Thank you for flagging the importance of those details. Our original layout choices were driven by the page limit. We will move this information from the Appendix (line 1118, and Table 8) into the main paper.
- Typos. There are many critical typos in the current draft. Line 314: Figure 2 -> Table 2, Line 1122: Figure 8 -> Table 8
We appreciate identifying these typos and we have fixed them.
I appreciate the authors' detailed rebuttal along with the new experiments to address my concerns. Now, my concerns are mostly resolved. After reading this and also checking other reviewers' comments and authors' rebuttal for them, I decide to keep my original rating, leaning to the acceptance.
We are very glad to hear that we have been able to resolve most of your concerns. We appreciate your positive assessment of our work!

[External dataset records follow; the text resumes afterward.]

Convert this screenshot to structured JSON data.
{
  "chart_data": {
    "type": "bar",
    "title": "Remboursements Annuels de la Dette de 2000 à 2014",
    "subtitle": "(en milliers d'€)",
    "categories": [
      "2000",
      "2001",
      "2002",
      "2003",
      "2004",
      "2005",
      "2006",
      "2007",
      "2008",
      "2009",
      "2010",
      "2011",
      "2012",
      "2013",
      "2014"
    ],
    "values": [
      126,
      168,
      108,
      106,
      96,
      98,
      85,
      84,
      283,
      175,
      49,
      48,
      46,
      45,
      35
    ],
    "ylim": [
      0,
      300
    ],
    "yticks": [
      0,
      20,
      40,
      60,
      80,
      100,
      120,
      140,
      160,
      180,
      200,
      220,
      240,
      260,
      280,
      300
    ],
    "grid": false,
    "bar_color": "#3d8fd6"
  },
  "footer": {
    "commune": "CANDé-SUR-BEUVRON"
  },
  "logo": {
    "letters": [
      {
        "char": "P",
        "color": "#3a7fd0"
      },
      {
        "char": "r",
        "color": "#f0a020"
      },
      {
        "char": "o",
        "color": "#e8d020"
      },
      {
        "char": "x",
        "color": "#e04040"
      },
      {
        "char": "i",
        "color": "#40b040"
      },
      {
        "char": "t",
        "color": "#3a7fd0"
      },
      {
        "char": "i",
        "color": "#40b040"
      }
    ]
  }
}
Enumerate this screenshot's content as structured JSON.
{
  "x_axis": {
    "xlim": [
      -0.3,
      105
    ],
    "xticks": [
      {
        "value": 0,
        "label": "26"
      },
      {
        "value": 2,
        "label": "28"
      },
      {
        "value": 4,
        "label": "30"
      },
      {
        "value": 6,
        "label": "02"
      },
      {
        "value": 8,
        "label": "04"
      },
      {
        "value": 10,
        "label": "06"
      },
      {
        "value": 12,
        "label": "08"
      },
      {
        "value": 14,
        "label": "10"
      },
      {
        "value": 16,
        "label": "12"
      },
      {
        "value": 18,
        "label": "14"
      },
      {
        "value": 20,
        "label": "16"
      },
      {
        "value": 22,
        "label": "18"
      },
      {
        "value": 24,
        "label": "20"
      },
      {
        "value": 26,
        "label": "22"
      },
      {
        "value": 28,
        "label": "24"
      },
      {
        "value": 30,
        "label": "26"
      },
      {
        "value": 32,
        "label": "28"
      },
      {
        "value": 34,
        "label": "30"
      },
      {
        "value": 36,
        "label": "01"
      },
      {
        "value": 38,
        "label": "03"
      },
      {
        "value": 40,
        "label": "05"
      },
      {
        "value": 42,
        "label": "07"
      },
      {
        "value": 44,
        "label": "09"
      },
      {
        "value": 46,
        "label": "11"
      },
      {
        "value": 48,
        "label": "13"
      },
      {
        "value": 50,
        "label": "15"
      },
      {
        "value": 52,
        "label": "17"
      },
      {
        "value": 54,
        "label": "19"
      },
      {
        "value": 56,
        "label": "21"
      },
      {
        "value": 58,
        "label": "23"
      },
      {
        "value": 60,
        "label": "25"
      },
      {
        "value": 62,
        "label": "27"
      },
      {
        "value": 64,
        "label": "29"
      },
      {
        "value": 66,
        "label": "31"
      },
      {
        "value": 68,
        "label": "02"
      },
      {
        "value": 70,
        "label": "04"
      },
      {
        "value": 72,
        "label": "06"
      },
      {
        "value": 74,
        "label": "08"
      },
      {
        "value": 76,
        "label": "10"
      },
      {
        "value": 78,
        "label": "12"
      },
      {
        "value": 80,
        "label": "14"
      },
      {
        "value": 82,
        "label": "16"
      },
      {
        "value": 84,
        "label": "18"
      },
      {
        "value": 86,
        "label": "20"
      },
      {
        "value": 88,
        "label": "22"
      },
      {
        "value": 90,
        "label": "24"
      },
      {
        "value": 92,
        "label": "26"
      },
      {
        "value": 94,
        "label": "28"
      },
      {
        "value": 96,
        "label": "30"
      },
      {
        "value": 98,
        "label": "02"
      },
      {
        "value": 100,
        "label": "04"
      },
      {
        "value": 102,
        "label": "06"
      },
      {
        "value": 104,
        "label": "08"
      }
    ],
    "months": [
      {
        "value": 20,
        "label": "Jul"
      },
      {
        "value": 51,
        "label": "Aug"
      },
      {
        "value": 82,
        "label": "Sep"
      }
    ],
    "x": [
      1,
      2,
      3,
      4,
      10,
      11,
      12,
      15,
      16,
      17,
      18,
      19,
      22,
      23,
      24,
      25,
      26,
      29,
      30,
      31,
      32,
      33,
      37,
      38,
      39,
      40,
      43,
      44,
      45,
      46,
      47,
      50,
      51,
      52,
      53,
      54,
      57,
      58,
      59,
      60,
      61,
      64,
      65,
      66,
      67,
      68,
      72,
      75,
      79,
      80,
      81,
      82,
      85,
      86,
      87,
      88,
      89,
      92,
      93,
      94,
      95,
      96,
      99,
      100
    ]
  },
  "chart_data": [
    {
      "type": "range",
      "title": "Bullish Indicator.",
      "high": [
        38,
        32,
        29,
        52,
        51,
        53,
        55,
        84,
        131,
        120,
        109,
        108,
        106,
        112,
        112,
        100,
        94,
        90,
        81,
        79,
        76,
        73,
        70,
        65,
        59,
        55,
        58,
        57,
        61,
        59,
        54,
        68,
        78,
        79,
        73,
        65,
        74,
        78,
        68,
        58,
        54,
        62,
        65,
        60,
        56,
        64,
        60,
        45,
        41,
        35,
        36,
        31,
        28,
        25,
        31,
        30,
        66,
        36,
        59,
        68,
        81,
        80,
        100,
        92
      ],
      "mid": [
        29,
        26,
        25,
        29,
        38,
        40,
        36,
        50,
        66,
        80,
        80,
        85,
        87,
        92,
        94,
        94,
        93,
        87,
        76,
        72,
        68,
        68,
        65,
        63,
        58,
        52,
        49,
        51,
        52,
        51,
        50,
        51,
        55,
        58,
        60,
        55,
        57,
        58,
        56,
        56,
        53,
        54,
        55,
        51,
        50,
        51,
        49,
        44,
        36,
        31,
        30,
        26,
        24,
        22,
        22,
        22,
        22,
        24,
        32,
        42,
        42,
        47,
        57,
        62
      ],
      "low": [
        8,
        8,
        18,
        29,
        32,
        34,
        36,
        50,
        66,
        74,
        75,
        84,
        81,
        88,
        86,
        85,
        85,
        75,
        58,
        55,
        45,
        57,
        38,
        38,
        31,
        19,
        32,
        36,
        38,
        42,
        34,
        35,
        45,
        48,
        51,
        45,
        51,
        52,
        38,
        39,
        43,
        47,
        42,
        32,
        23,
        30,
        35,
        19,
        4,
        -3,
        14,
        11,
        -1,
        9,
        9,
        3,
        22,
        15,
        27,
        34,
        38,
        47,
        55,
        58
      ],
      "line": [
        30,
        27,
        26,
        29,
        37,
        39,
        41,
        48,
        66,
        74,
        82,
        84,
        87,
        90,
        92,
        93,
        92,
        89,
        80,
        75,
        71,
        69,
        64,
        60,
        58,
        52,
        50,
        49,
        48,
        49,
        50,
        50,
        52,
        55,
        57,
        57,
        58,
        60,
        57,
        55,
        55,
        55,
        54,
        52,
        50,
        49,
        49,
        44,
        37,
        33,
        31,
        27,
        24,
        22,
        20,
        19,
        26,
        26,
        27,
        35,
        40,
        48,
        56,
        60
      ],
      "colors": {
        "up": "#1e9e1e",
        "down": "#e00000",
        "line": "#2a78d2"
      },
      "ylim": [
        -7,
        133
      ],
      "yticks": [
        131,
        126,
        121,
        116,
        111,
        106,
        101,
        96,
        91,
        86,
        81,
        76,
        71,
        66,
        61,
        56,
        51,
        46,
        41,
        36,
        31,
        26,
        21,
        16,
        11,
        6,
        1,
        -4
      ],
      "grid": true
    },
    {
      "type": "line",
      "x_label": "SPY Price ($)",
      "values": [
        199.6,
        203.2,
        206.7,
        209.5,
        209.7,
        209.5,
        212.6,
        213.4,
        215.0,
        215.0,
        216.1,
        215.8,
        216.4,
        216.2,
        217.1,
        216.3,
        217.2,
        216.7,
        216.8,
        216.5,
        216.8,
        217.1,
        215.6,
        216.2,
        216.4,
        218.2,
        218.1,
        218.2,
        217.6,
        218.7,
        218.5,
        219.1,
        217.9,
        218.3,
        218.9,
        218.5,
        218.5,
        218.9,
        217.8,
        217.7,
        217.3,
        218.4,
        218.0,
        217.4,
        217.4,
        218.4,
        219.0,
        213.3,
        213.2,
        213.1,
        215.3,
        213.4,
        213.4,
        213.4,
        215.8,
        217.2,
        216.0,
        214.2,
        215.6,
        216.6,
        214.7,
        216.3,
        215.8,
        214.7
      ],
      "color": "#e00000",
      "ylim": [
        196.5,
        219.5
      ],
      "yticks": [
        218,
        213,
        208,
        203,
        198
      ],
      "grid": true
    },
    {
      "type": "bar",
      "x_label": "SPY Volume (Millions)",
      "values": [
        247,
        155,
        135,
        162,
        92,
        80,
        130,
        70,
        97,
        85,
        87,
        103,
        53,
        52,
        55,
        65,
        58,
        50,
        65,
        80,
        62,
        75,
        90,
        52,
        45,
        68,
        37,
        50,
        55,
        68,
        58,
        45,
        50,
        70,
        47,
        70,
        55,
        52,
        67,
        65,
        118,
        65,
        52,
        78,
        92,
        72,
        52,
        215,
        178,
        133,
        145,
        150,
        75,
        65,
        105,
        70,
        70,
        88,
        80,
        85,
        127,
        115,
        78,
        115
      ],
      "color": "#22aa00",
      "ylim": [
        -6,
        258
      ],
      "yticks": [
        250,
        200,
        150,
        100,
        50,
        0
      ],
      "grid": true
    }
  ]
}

The paper explores a data-centric approach to enhance LLM alignment, particularly direct preference alignment. To improve learning efficiency, they proposed to augment preference pairs with additional machine-generated rationales that explicitly explain why a response should be preferred over another. Experimental results validate the effectiveness of the approach achieving higher performance on in-domain evaluation as well as AlpacaEval.
Strength:
All reviewers unanimously appreciate the well-motivated problem, simple and effective approach, sound experimental design-- testing the approach across various algorithms and datasets. The empirical gains were consistent and convincing across different evaluation settings.
During rebuttal, the authors adequately addressed other minor concerns, providing additional results to show generalization, add clarification and methodological details. The authors are highly advised to incorporate suggestions and comments in the camera ready version to enhance readability and overall impact.